Wednesday, February 8, 2012

Chicken Math

Folks who have chickens know how it is. Folks who don't...they may not understand how you could accidentally buy five more chickens.
Straight run, two Silver Laced Wyandottes and three New Hampshire Reds. Wanna place a bet on how many roosters I get?

I love having chickens, but I have a love-hate relationship with brooding chicks. I feel like I spend half of each day emptying shavings out of their water bowl, and they really do stink up the laundry room.

On the plus side, these guys are three weeks old already. I'm going to keep them in a couple more weeks and cool them off slowly before they move into the big grow pen outside.

Just in time for five day-old Freedom Rangers to take their place in the laundry.


  1. I LOOOOVE raising chicks. I hope you can have fun with it!
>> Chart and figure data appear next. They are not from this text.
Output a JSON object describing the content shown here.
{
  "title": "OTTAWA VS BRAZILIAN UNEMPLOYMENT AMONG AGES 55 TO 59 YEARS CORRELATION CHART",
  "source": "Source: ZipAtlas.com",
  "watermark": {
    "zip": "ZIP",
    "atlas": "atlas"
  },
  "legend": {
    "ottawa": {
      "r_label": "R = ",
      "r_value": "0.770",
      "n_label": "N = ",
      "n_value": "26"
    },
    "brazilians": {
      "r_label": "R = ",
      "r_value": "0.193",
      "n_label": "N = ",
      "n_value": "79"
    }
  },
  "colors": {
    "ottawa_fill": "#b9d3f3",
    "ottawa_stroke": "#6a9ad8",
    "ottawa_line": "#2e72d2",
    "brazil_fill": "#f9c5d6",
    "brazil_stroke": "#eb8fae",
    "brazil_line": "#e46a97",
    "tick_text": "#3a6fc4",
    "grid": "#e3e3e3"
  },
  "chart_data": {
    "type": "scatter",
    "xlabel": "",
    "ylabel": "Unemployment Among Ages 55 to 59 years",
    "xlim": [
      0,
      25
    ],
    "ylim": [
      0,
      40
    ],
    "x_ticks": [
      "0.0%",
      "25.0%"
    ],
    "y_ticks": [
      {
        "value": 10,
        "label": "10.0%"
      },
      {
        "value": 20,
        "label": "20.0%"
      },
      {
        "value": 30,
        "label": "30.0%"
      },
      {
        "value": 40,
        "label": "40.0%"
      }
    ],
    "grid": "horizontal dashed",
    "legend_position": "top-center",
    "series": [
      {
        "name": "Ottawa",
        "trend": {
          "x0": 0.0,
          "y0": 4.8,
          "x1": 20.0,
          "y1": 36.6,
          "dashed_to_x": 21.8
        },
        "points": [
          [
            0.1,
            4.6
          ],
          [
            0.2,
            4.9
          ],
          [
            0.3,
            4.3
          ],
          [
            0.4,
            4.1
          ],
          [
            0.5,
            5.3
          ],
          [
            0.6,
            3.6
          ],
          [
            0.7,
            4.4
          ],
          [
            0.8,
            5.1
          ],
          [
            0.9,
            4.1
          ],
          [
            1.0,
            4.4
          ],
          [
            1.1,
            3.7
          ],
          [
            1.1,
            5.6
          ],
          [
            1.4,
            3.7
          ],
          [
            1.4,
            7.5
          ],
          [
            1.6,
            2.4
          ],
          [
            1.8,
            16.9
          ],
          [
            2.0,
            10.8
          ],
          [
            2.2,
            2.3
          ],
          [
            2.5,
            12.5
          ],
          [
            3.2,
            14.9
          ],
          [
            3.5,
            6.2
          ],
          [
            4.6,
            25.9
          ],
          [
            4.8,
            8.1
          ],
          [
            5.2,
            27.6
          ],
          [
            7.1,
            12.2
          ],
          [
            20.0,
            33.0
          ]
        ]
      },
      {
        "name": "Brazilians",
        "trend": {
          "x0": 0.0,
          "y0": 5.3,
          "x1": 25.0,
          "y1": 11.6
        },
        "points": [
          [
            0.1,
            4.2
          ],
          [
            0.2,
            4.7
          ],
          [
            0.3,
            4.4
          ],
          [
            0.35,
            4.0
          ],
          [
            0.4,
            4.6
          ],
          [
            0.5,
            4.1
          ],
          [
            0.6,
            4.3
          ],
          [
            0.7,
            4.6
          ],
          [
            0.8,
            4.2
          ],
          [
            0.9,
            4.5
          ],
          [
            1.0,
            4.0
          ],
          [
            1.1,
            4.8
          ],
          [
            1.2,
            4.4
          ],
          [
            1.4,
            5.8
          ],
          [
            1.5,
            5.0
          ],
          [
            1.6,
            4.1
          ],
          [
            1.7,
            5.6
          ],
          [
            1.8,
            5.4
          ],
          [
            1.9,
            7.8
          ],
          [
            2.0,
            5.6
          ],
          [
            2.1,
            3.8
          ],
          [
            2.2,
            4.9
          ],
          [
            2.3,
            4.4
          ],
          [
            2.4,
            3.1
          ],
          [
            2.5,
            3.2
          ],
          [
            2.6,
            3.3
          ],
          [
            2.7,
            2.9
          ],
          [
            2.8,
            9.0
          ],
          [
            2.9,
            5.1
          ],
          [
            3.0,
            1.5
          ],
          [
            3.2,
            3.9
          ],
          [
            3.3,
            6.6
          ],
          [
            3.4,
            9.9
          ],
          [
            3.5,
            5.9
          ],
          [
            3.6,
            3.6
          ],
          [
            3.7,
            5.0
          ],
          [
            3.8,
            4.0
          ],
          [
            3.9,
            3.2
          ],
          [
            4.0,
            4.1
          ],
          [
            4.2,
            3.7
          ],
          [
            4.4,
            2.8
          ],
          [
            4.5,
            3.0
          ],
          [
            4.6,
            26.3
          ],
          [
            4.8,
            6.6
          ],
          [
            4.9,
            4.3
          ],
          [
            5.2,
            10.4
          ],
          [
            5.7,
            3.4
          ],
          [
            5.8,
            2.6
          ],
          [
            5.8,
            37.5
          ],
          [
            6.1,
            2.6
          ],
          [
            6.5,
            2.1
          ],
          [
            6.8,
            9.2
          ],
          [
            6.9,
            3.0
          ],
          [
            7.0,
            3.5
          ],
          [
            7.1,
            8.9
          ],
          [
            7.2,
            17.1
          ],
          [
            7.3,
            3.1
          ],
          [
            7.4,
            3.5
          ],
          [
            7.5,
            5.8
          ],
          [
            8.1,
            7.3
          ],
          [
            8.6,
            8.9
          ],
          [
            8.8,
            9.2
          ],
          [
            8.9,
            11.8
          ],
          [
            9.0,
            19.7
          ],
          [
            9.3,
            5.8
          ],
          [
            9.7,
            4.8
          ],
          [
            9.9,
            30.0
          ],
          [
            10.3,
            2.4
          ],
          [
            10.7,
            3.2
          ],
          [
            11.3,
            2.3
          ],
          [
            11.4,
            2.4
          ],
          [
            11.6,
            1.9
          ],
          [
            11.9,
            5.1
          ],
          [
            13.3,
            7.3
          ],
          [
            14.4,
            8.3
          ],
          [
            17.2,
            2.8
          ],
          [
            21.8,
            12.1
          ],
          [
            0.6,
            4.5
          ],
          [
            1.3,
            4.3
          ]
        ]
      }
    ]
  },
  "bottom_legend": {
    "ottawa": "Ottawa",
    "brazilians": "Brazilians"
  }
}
  2. You ACCIDENTALLY bought five chickens? Like, you turned around in the feed store, bumped into someone, and five chickens fell into your basket without you noticing? Then when you got home, you were unloading the car, heard some peeping, and damn-it there they are. Checking the sales receipt, you realize that you paid for them so you're sort of stuck with them now. Right? No refunds, returns or exchanges when it comes to chickens. You take 'em home, you're stuck with them.

    1. Yup, that's pretty much how it went down. They are sneaky little things, those chicks.